I’ve mentioned a couple times before that machines just seem to like me. Apparently I’m not alone:
The one thing I do have in my favour is fairy dust: I have the innate ability to correct computer problems, especially software issues, by magic.
Allow me to explain. Have you read in the more fantastical papers about individuals who are incompatible with modern electronics? You know, when they go near a computer, TV set or even a washing machine, the device starts acting up? Well, I’m the opposite: when I go near a computer that a user says not working properly, it mysteriously seems to sort itself out without me doing anything.
He writes tongue-in-cheek, but he may well be telling the truth about that.
More circumstantial evidence that there’s more to the universe than science presently admits… or perhaps that this can’t possibly be the real universe. 😉
“Using 3D printers to restore coral”
I’ve talked about 3D printers before, and how they’re destined to revolutionize everything from medicine to construction, but this is an application I’d never considered.

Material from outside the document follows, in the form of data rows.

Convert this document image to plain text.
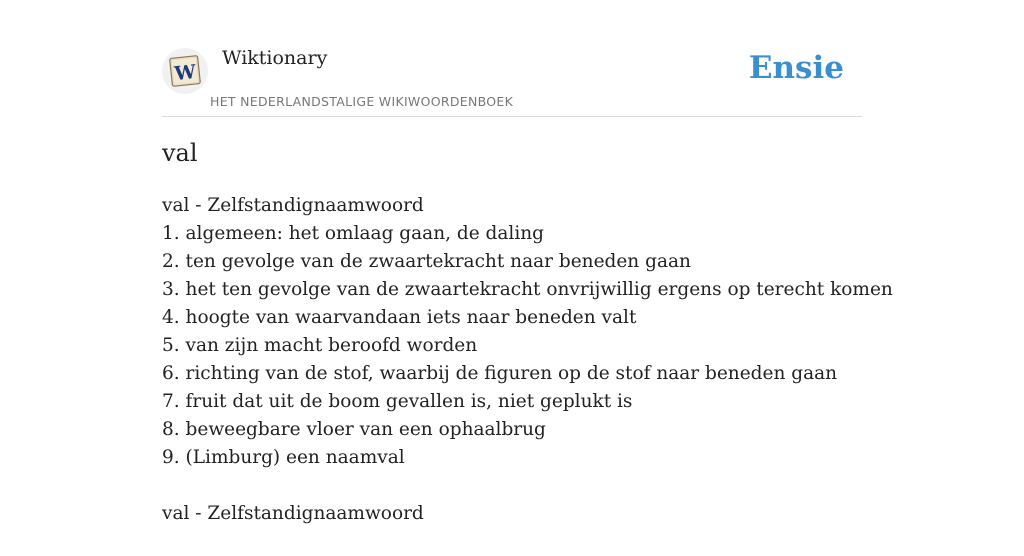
W
Wiktionary
HET NEDERLANDSTALIGE WIKIWOORDENBOEK
Ensie
val
val - Zelfstandignaamwoord
1. algemeen: het omlaag gaan, de daling
2. ten gevolge van de zwaartekracht naar beneden gaan
3. het ten gevolge van de zwaartekracht onvrijwillig ergens op terecht komen
4. hoogte van waarvandaan iets naar beneden valt
5. van zijn macht beroofd worden
6. richting van de stof, waarbij de figuren op de stof naar beneden gaan
7. fruit dat uit de boom gevallen is, niet geplukt is
8. beweegbare vloer van een ophaalbrug
9. (Limburg) een naamval
val - Zelfstandignaamwoord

“When Technology Overtakes Security”
Bruce Schneier, the well-known security expert (warning: that’s an extremely tongue-in-cheek encryption-geekery fan-site), has a new essay on his (real) site today, and it touches on a subject that I’ve talked about before: how at some point in the near future, technology will make it possible for single individuals or small groups to cause destruction on a massive scale.
As I said in that article, the only way you’ll be able to protect yourself at that point is by demanding that your government enforce a minimum level of mental health on its citizens… something that will produce a society that we would recognize, but would hardly believe possible today.
For those who have followed my own journey toward mental health with interest (I know there are at least a handful of you 😉 ), here’s an update.
My discovery of false beliefs has slowed to a trickle. In the last couple months I’ve only found two. One was related to self-esteem, and may well have been the original root of all my self-esteem issues. It was something so utterly ridiculous that I’d be embarrassed to describe it, and odd enough that I doubt anyone else would have it.
The other had nothing to do with self-esteem, but was making it difficult to do things that I wanted and needed to if they were at all repetitions of something I’d already done — and when you think about it, once you reach your twenty-fifth or thirtieth birthday (occasions I’ve long since passed), just about everything is repetitious in some way. I’m not certain that I’ve dealt with that one fully yet; I can’t trace it to specific memories like most of the others, I only know what must have happened, based on what I know about my parents and how I reacted to such things. We’ll see over the next few weeks whether that worked, there may be more to do on it.
Other than that, everything seems stable. I’m still far happier than I was before I started… not euphoric, but a deep happiness that persists regardless of my surface emotions. Nothing seems to keep me down for more than a day now (far better than a six-month major depressive episode, a black hole that I was sucked into on a regular basis for most of my first thirty years of life). I’ve even stopped taking antidepressants, which were the only things that kept me going before learning about false beliefs and how to eliminate them.
I’m able to do things that I would never have considered before. I’m still socially awkward, but I’m no longer anxious about it, and I’m sure I’ll be able to improve it when I get around to devoting some time to the problem.
Life still isn’t a bowl of cherries, but it’s improving rapidly. 🙂
“New nuke could POWER WORLD UNTIL 2083”
If this works as advertised, it could be the solution to all our power problems. I can’t see how or whether it could work (I don’t follow the bit that says “the fluid is then pumped into a graphite core to induce a reaction and generate heat,” given that the fuel is basically radioactive waste from conventional nuclear plants and isn’t supposed to have the kick to generate anything but waste heat), but if it does, we’ve got a winner.